Cennet Tehlikede / Paradiset Brinner / Paradise Is Burning – Çiçek İstemez
Festivalin belki de enerjisi en yüksek filmi İsveçli yönetmen Mika Gustafson’un ilk uzun metrajı olan Paradise is Burning. Bir annenin bilinmeyen yokluğu altında bir arada yaşayan üç kız kardeşi merkezine alan film, yaşamın zorlukları ve zorunlulukların üstesinden birbirlerine sığınarak gelen kız kardeşlerin iç ısıtan hikayesi. Yer yer Aki Kaurismaki filmleriyle benzerlikler taşısa da onun absürt soğukluğunun aksine tutulması güç bir enerjiye sahip. 16 yaşındaki Laura, 12 yaşındaki Mira ve 7 yaşındaki Steffi süpermarkette ufak tefek bir şeyler çalarak, bölgedeki evlere girip havuzlarında partiler vererek özel mülkiyete küçük çaplı bir başkaldırı gerçekleştirirlerken, film aynı zamanda sosyal hizmetlerin onları ziyaret edecek olmasını kardeşlerinden saklayan Laura’nın “bir anne rolü” bulma çabasını da takip ediyor.

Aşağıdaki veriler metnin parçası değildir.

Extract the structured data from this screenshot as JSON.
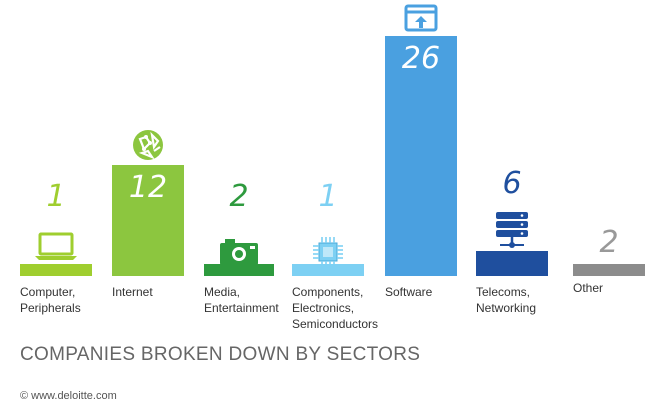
{
  "chart_data": {
    "type": "bar",
    "title": "COMPANIES BROKEN DOWN BY SECTORS",
    "categories": [
      "Computer,\nPeripherals",
      "Internet",
      "Media,\nEntertainment",
      "Components,\nElectronics,\nSemiconductors",
      "Software",
      "Telecoms,\nNetworking",
      "Other"
    ],
    "values": [
      1,
      12,
      2,
      1,
      26,
      6,
      2
    ],
    "value_labels": [
      "1",
      "12",
      "2",
      "1",
      "26",
      "6",
      "2"
    ],
    "colors": [
      "#9fce2f",
      "#8cc63f",
      "#2e9a3e",
      "#7dd0f3",
      "#4aa0e0",
      "#1f4f9e",
      "#8c8c8c"
    ],
    "icons": [
      "laptop-icon",
      "globe-icon",
      "camera-icon",
      "chip-icon",
      "app-upload-icon",
      "server-icon",
      ""
    ],
    "xlabel": "",
    "ylabel": "",
    "ylim": [
      0,
      26
    ],
    "grid": false,
    "legend": "none"
  },
  "footer": {
    "credit": "© www.deloitte.com"
  }
}
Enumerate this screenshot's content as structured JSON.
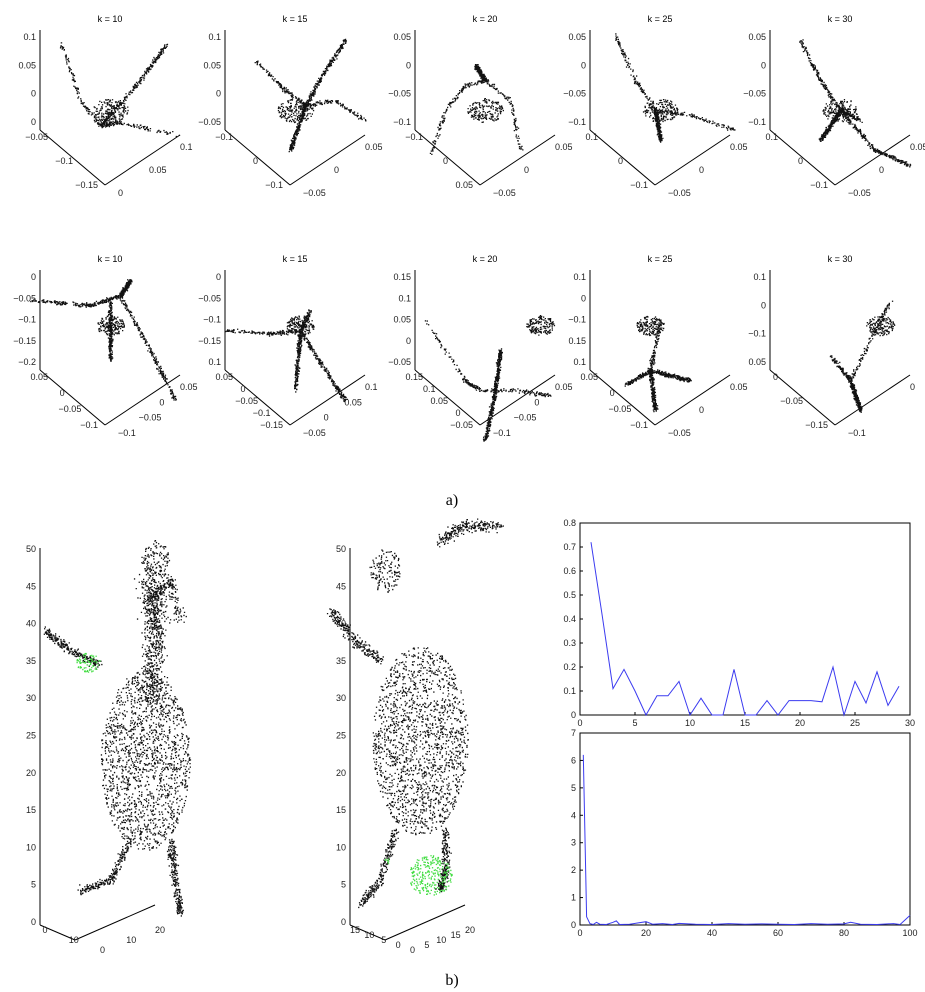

Bir gençlik filmi diyebilecek olsak da bir işçi sınıfı topluluğu olan bölgedeki orta yaşlı karakterlere de ana karakterlerimizle etkileşim kurdukları ölçüde yer veren film, Kaurismaki filmleriyle sadece coğrafi bir yakınlık göstermiyor, aynı zamanda aynı ruhu taşıyor. Üç kız kardeş de hayatın beklenmedik sürprizlerini en masum şekilde karşılayıp sürdürürken, bu süreçte birbirleriyle anlaşamadıkları anlar da yaşıyorlar. Sanki baştan sona bir parti olan film, sosyal hizmetlerin bütün bu yaşamı tek bir sözle ortadan kaldırabileceği endişesini de beraberinde getirirken, Gustafson bizi partinin hiç bitmeyeceğine ikna etmeyi başarıyor.